The modest cost of living increase in federal compensation would be the first pay jump for federal workers since before President Obama ordered a two-year freeze in late 2010.
The proposal, which requires congressional approval, differs from Republican plans supported by lawmakers and presidential candidates that would freeze federal compensation for at least one more year. In recent weeks, GOP lawmakers have called for extending the pay freeze as a way to pay for a payroll tax extension.
But, “a permanent pay freeze is not an acceptable policy,” one of the senior administration officials said Friday. “While modest, a .5 percent increase reflects the belt-tightening we must do in these difficult times.”
This is belt-tightening?
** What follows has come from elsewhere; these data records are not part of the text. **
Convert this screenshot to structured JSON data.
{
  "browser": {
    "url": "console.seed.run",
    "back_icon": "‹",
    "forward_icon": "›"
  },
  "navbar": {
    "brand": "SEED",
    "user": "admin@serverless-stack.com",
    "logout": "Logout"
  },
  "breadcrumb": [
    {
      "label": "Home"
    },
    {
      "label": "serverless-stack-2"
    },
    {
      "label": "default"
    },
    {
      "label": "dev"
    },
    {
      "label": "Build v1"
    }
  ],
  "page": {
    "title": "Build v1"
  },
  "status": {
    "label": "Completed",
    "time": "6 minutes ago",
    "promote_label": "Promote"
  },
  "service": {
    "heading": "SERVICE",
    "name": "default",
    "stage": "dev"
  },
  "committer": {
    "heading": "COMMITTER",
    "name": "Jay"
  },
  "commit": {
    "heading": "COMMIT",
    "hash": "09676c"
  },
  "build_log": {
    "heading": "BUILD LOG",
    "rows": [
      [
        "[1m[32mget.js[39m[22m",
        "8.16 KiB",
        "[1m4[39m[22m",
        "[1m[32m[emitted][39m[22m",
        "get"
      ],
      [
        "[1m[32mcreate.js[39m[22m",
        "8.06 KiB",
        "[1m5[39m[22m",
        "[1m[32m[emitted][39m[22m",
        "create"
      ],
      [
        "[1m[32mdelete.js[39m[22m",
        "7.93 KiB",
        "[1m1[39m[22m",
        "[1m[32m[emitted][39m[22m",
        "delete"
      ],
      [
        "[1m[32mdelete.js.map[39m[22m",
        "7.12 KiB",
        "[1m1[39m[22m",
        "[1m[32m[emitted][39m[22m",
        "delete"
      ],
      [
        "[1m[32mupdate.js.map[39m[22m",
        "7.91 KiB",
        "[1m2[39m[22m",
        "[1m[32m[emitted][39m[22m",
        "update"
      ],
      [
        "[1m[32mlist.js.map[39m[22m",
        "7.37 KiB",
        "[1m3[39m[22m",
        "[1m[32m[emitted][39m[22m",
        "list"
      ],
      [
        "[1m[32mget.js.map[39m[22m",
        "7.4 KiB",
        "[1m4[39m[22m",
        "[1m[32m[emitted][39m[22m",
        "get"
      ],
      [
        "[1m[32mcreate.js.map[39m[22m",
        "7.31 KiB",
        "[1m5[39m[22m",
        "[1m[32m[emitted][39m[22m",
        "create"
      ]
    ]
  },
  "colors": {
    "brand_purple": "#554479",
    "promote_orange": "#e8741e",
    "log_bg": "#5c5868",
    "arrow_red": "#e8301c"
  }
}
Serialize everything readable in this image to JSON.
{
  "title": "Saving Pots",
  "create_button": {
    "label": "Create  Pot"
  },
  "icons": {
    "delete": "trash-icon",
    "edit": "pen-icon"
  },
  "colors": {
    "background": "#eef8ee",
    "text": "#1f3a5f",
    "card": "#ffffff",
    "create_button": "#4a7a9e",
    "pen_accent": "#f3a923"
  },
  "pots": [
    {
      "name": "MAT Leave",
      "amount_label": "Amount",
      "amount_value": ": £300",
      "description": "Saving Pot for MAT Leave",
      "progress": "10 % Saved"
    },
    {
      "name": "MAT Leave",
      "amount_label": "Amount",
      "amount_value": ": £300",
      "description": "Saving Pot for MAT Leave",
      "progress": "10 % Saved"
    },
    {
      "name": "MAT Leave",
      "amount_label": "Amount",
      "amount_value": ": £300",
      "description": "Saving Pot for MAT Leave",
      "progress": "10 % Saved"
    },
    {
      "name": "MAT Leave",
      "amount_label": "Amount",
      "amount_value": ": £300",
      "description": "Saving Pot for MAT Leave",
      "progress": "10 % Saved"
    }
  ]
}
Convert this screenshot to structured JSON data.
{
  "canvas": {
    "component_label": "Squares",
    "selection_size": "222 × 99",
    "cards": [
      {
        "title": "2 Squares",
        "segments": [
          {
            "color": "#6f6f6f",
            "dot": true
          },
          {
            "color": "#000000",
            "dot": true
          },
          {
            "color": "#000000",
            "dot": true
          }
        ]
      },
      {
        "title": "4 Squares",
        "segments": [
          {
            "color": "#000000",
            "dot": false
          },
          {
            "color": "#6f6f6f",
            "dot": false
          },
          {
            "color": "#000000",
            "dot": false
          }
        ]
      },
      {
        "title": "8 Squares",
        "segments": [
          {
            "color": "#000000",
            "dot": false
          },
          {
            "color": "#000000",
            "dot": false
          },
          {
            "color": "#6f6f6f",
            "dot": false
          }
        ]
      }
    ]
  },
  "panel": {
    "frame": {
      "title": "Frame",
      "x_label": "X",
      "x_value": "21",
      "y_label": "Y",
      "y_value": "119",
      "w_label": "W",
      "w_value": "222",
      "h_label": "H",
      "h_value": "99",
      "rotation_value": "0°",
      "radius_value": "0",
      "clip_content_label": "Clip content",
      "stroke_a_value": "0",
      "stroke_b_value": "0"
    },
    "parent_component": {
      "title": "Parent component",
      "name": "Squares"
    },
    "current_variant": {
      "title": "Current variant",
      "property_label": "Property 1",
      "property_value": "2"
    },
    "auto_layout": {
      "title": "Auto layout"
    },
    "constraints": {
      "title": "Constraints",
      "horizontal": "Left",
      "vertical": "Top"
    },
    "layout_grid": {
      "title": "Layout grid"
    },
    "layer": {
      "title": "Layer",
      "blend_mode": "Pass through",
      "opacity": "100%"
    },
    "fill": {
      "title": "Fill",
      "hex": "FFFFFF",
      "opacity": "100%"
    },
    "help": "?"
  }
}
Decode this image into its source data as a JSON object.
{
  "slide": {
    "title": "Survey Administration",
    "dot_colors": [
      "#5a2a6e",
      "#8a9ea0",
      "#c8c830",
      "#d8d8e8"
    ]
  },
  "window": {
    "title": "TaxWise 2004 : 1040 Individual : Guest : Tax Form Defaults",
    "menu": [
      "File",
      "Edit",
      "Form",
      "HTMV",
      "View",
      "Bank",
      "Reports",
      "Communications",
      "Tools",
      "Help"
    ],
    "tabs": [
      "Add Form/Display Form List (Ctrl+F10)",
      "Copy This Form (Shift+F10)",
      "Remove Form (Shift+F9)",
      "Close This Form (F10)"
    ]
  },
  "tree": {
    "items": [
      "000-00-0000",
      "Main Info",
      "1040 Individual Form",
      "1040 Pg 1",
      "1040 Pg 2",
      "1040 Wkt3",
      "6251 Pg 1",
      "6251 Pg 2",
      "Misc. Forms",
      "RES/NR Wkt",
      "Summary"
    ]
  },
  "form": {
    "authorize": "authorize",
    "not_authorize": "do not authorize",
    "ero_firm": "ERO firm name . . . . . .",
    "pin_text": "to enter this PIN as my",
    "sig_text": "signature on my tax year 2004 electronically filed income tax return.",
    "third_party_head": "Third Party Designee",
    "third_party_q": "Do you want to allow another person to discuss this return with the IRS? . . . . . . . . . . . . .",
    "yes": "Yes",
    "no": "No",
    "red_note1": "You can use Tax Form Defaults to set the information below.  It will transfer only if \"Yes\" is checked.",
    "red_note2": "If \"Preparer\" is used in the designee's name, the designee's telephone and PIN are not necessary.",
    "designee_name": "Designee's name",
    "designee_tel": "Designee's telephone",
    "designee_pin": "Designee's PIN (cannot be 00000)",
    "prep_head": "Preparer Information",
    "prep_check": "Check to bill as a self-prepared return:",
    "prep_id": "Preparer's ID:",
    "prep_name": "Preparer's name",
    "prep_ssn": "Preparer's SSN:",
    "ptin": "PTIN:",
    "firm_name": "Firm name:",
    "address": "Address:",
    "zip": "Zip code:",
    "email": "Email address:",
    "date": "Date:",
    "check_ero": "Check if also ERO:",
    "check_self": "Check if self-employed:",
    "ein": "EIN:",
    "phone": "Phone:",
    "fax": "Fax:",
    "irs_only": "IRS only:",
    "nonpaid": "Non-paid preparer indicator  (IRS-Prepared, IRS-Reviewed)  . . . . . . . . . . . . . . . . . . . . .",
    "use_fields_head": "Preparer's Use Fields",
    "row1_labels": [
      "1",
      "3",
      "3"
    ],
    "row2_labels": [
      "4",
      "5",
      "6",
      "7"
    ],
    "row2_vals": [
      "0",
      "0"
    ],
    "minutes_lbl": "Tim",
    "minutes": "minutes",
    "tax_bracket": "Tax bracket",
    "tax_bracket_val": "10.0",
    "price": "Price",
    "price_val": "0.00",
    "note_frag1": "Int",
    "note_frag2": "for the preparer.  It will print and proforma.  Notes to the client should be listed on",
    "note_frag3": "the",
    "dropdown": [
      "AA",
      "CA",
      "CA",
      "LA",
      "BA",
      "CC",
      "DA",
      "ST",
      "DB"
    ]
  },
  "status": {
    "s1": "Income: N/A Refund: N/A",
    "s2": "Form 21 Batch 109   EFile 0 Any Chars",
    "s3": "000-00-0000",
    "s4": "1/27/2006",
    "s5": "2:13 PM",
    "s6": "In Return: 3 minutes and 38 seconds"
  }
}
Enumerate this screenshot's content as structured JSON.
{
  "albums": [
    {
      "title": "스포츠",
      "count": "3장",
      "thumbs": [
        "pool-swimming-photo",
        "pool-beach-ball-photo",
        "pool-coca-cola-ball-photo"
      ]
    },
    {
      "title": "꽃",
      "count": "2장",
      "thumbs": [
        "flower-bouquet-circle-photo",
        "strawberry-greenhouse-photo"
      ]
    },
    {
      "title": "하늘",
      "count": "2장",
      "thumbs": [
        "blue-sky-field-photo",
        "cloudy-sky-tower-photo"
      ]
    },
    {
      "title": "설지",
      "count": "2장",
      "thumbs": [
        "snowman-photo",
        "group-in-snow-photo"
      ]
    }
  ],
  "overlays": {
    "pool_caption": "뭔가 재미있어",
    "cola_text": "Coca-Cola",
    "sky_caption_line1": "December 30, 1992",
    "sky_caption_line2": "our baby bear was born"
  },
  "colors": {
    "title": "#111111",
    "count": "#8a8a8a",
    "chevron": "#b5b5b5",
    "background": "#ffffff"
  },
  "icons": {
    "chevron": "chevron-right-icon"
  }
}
First, let’s note a couple of things. One, the pay freeze didn’t really affect most federal workers:
But feds won’t be too terribly deprived in 2011 and 2012. Despite the freeze, some 1.1 million employees will receive more than $2.5 billion in raises during that period.
Second, the average federal worker makes double what the average private sector worker makes and their pay advantage is growing:
The federal compensation advantage has grown from $30,415 in 2000 to $61,998 last year.
This state of affairs is appalling. Of course, it’s easy politics for Obama. If he gets the pay increase, Obama helps buy the votes of two million federal workers. If it proves a nonstarter with Congress, he can blame it on the “obstructionist” GOP and tell the federal employee unions he’s fighting for them. Meanwhile, taxpayers take it on the chin.